According to the solid-state imaging device of the present invention, since the base of the package for storing the solid-state imaging device is formed of a thermoplastic resin having a short curing time, the base is formed by injection molding (injection molding). In addition, a part of the thermoplastic resin does not enter the mating portion of the resin molding die and burrs are not formed on the inner and outer surfaces, and as a result, the appearance defect caused by the burrs can be effectively prevented and The inner end of the lead terminal is not covered with burrs, and the bonding wire connected to each electrode of the semiconductor element can be securely and firmly connected to the lead terminal.

Further, since no burrs which cause poor appearance or the like are formed on the inner and outer surfaces of the substrate, a step for removing the burrs is not performed.
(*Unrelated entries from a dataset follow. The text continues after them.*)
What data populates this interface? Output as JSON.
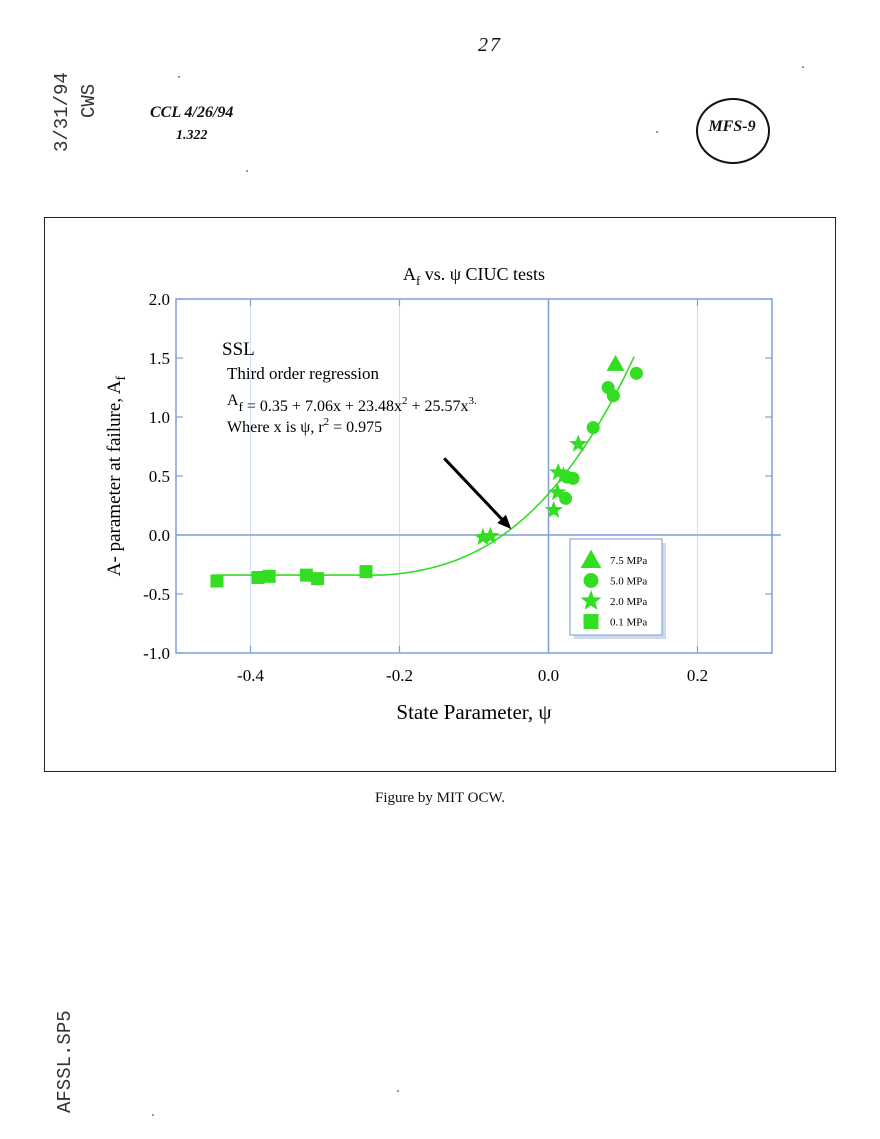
{
  "page": {
    "page_number": "27",
    "stamp_date": "3/31/94",
    "stamp_initials": "CWS",
    "ccl_note": "CCL 4/26/94",
    "ccl_sub": "1.322",
    "circle_label": "MFS-9",
    "file_label": "AFSSL.SP5",
    "caption": "Figure by MIT OCW."
  },
  "colors": {
    "marker": "#33dd22",
    "axis": "#7f9fdc",
    "grid": "#cfe0f4",
    "frame": "#222222"
  },
  "chart_data": {
    "type": "scatter",
    "title": "A_f vs. ψ CIUC tests",
    "title_parts": {
      "main": "A",
      "sub": "f",
      "rest": " vs. ψ CIUC tests"
    },
    "xlabel": "State Parameter, ψ",
    "ylabel_parts": {
      "main": "A- parameter at failure, A",
      "sub": "f"
    },
    "xlim": [
      -0.5,
      0.3
    ],
    "ylim": [
      -1.0,
      2.0
    ],
    "x_ticks": [
      -0.4,
      -0.2,
      0.0,
      0.2
    ],
    "x_tick_labels": [
      "-0.4",
      "-0.2",
      "0.0",
      "0.2"
    ],
    "y_ticks": [
      -1.0,
      -0.5,
      0.0,
      0.5,
      1.0,
      1.5,
      2.0
    ],
    "y_tick_labels": [
      "-1.0",
      "-0.5",
      "0.0",
      "0.5",
      "1.0",
      "1.5",
      "2.0"
    ],
    "grid": true,
    "annotation": {
      "label": "SSL",
      "line1": "Third order regression",
      "eq_parts": [
        "A",
        "f",
        " = 0.35 + 7.06x + 23.48x",
        "2",
        " + 25.57x",
        "3."
      ],
      "line3_parts": [
        "Where x is ψ, r",
        "2",
        " = 0.975"
      ],
      "arrow_from": [
        -0.14,
        0.65
      ],
      "arrow_to": [
        -0.05,
        0.05
      ]
    },
    "legend_position": "lower-right",
    "series": [
      {
        "name": "7.5 MPa",
        "marker": "triangle",
        "points": [
          [
            0.09,
            1.45
          ]
        ]
      },
      {
        "name": "5.0 MPa",
        "marker": "circle",
        "points": [
          [
            0.023,
            0.31
          ],
          [
            0.025,
            0.49
          ],
          [
            0.033,
            0.48
          ],
          [
            0.06,
            0.91
          ],
          [
            0.08,
            1.25
          ],
          [
            0.087,
            1.18
          ],
          [
            0.118,
            1.37
          ]
        ]
      },
      {
        "name": "2.0 MPa",
        "marker": "star",
        "points": [
          [
            -0.088,
            -0.02
          ],
          [
            -0.078,
            -0.01
          ],
          [
            0.007,
            0.21
          ],
          [
            0.012,
            0.36
          ],
          [
            0.013,
            0.53
          ],
          [
            0.02,
            0.5
          ],
          [
            0.04,
            0.77
          ]
        ]
      },
      {
        "name": "0.1 MPa",
        "marker": "square",
        "points": [
          [
            -0.445,
            -0.39
          ],
          [
            -0.39,
            -0.36
          ],
          [
            -0.375,
            -0.35
          ],
          [
            -0.325,
            -0.34
          ],
          [
            -0.31,
            -0.37
          ],
          [
            -0.245,
            -0.31
          ]
        ]
      }
    ],
    "regression": {
      "name": "SSL",
      "coefficients": [
        0.35,
        7.06,
        23.48,
        25.57
      ],
      "x_range": [
        -0.45,
        0.115
      ],
      "plateau_value": -0.34
    }
  }
}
A part of the removed burrs does not enter into the concave portion of the substrate. As a result, it is possible to cause the solid-state imaging device to perform accurate photoelectric conversion corresponding to an external optical image.

Further, when the substrate is manufactured by the injection molding method, the thermoplastic resin is cooled and solidified in a mold in a short time, so that the mass productivity of the substrate is extremely excellent, and the solid-state imaging device as a product is inexpensive. Can be made.

[Brief description of the drawings]

FIG. 1 is a sectional view showing an embodiment of a solid-state imaging device according to the present invention.

[Explanation of symbols]

 DESCRIPTION OF SYMBOLS 1 ... Base 2 ... Lid 3 ... Solid-state imaging device 4 ... Lead terminal 6 ... ·····················································

Claims (4)

[Claims] 1. A base made of a thermoplastic resin having a deflection temperature under load of 200 ° C. or more and having a concave portion for accommodating a solid-state imaging device on an upper surface, and a base formed by injection molding, and from inside to outside of the concave portion. A plurality of lead terminals derived,
The solid-state imaging device housed in the concave portion of the base, and a lid made of translucent glass that is joined to the upper surface of the base via a sealing material and seals the concave portion, wherein the sealing material is elastic. A solid-state imaging device, which is formed of an organic resin having a rate of 5 GPa or less, and wherein a moisture-proof material is provided in a region of the recess from which a lead terminal extends. 2. The solid-state imaging device according to claim 1, wherein said substrate is formed of polyphenylene sulfide or a liquid crystal polymer of a hot-melt type. 3. The solid-state imaging device according to claim 1, wherein the sealing material is formed by adding 5 to 50% by weight of acrylic rubber particles to an epoxy resin. 4. The solid-state imaging device according to claim 1, wherein said moisture-proof material is formed by adding 10 to 80% by weight of silica powder to epoxy resin.